Medicare "Pick-a-Plan" time again
It's a frustrating time of year for geezers - that's anyone of Medicare age.
It's the annual time to "Pick A Plan."
I have a pretty good plan. I like my Primary Care Physician (PCP), a fellow by the name of Eduardo Perez-Stable. He's a Family Practitioner which, as a geezer, I translate to be "general practitioner" or "GP." I've got a lot of respect for GPs and this one in particular.
(When I was in the Air Force, back when Orville and Wilber were testing the winds at Kitty Hawk, NC, a surgeon told me that if I ever went into medicine - I was a corpsman then - I should specialize because, he said, you work half as hard and make twice the money. The guy was a gas passer and cutter and only slightly crazy, but that's why most GPs became Family Practitioners or Internal Medicine specialists.)
Anyway, I had my PCP before I had my Medicare Advantage program. When I joined The Plan, he wasn't a provider and I was forced to find a new PCP. Shortly thereafter I discovered that he had signed on with my Advantage plan and I immediately went back to his office.
Now, when it comes time to renew with The Plan I make certain that Eduardo Perez-Stable still is on the PCP list; if he's not, I'll go elsewhere.
The first year I was with this plan I had a really good ophthalmologist.
But he got dropped.
However he had a partner who the plan deemed acceptable.
Effective January 1, the partner no longer will be a plan provider, so I have to find a new ophthalmologist. Since I have borderline diabetes and since I am developing cataracts, it's in my best interest to keep the same physician over the long term.
But apparently that is not a concern of the Medicare Advantage provider.
I also am dealing with a cutter and that is "double jeopardy."
The cutter (surgeon) was on the provider list, but he and his partner changed practice affiliations, basically from one hospital to another. My plan has him on its provider list through the end of the year - but after that? When I called the plan's Help line I was told the cutter was terminating his relationship with the plan.
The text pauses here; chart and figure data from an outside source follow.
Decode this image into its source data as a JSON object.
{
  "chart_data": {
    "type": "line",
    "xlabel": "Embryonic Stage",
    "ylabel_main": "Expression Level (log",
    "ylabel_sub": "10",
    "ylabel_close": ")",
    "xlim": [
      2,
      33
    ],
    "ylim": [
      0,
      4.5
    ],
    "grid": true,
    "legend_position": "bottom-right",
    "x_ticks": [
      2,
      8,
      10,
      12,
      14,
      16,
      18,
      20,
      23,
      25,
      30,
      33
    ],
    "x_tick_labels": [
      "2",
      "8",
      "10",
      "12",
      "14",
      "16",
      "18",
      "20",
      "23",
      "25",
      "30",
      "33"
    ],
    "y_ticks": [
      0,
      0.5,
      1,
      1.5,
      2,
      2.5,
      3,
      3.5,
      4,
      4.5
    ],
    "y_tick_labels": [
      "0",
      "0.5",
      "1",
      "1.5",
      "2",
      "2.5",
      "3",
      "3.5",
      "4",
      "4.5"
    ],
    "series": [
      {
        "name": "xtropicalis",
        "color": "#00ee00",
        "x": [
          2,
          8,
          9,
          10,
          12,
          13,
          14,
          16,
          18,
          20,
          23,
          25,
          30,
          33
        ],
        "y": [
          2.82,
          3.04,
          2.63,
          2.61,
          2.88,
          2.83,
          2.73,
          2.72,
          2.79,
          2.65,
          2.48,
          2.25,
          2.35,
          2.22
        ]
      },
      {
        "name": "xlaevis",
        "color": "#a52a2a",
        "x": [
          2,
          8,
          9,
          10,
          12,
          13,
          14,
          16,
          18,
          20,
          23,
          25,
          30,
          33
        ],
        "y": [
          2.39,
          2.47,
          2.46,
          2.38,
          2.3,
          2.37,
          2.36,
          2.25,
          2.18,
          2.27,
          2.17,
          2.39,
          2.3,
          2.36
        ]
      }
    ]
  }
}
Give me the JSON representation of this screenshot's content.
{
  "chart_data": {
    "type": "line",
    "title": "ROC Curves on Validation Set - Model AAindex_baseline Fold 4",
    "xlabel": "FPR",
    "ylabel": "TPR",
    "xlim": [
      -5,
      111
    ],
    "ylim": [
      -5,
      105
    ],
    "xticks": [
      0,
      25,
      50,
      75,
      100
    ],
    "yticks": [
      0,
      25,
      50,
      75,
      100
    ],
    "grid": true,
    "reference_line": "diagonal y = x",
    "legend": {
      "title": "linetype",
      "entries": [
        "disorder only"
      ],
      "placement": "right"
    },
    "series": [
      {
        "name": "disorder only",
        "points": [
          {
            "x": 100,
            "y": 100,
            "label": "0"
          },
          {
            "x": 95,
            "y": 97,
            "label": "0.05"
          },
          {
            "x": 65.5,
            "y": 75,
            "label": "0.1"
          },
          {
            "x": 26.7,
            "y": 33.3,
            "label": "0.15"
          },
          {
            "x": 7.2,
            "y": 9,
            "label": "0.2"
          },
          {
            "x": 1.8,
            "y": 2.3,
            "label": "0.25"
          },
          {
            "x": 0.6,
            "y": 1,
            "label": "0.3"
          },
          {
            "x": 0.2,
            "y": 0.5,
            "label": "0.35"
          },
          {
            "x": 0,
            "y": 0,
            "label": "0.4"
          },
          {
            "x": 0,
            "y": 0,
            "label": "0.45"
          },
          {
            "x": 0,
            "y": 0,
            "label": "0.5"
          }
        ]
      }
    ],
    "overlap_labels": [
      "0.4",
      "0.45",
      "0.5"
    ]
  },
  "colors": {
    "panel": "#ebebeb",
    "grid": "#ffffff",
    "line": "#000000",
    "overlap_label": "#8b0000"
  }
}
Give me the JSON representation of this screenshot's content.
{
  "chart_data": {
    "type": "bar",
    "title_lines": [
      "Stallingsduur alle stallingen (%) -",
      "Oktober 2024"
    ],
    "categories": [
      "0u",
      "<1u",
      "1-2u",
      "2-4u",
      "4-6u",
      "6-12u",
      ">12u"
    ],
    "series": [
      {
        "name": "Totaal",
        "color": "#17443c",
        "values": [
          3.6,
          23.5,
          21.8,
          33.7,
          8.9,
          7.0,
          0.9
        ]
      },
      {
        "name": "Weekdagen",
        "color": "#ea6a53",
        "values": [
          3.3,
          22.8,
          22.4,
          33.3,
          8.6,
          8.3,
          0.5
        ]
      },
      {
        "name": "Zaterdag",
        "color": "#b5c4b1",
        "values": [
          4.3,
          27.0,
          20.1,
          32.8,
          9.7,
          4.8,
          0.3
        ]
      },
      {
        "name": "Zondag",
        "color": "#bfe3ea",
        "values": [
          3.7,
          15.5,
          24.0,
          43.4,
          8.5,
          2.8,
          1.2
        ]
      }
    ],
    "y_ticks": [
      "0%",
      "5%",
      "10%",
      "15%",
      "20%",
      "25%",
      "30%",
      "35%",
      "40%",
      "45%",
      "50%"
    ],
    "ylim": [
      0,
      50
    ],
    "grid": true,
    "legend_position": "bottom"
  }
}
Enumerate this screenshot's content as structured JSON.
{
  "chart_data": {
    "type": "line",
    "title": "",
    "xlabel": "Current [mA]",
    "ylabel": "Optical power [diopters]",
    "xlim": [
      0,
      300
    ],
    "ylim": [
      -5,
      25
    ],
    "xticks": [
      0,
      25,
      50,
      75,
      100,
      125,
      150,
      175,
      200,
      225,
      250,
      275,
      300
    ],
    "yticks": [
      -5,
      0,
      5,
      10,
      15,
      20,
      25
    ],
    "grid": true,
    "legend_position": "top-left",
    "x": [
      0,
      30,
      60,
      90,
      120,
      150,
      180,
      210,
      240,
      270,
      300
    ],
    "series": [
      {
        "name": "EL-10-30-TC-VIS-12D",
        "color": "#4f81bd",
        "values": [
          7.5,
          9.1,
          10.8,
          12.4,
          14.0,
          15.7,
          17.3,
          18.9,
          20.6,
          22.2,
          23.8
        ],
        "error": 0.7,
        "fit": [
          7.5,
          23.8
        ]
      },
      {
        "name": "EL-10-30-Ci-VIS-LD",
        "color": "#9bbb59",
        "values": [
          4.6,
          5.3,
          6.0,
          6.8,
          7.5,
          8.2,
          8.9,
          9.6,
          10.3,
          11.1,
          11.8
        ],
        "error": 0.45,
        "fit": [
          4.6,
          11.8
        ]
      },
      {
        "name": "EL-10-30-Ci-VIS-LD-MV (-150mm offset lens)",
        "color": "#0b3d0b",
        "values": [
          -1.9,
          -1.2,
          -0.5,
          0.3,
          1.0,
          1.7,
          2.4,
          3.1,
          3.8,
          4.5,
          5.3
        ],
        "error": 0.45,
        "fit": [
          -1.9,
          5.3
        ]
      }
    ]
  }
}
The cutter's office manager denies this.
With Medicare Advantage, anything costing more than $9.95 (I'm being facetious) requires pre-approval, "authorization." It took about 3 weeks to get a CAT scan authorized. Question is, was the delay due to the plan or was it due to the cutter's office manager dragging her heels. She told me last Friday she would start the pre-surgery authorization process that afternoon; now, Tuesday, it still hasn't gone to the insurance company, I'm beginning to suspect the problem is with the cutter's office staff.
Less-than-efficient medical office staffs seem a constant in south Florida.
Approvals or not, the surgery - which is not an option - will result in a long-term relationship with the cutter; not just a few weeks or months, but annual checks. I would hope he and the Medicare Advantage provider can put the patient first - that's me, by the way - and engage in their own long-term relationship.
Of course there are other cutters who can read my records. I've moved around the country and transferred medical records from one doctor to another, but now I'm "situated" and have no plans to relocate.
I've got a good PCP - he actually listens (which is why he's always running late) - and I will sign up for any plan that includes him.
But I don't like hunting up new specialists every year.
To be fair, I don't know if my second local ophthalmologist quit the plan or the plan quit him.
The plan I'm on is pretty good - I compare plans annually - but I really would like a continuing relationship with my specialists. Apparently that is not a luxury I will enjoy.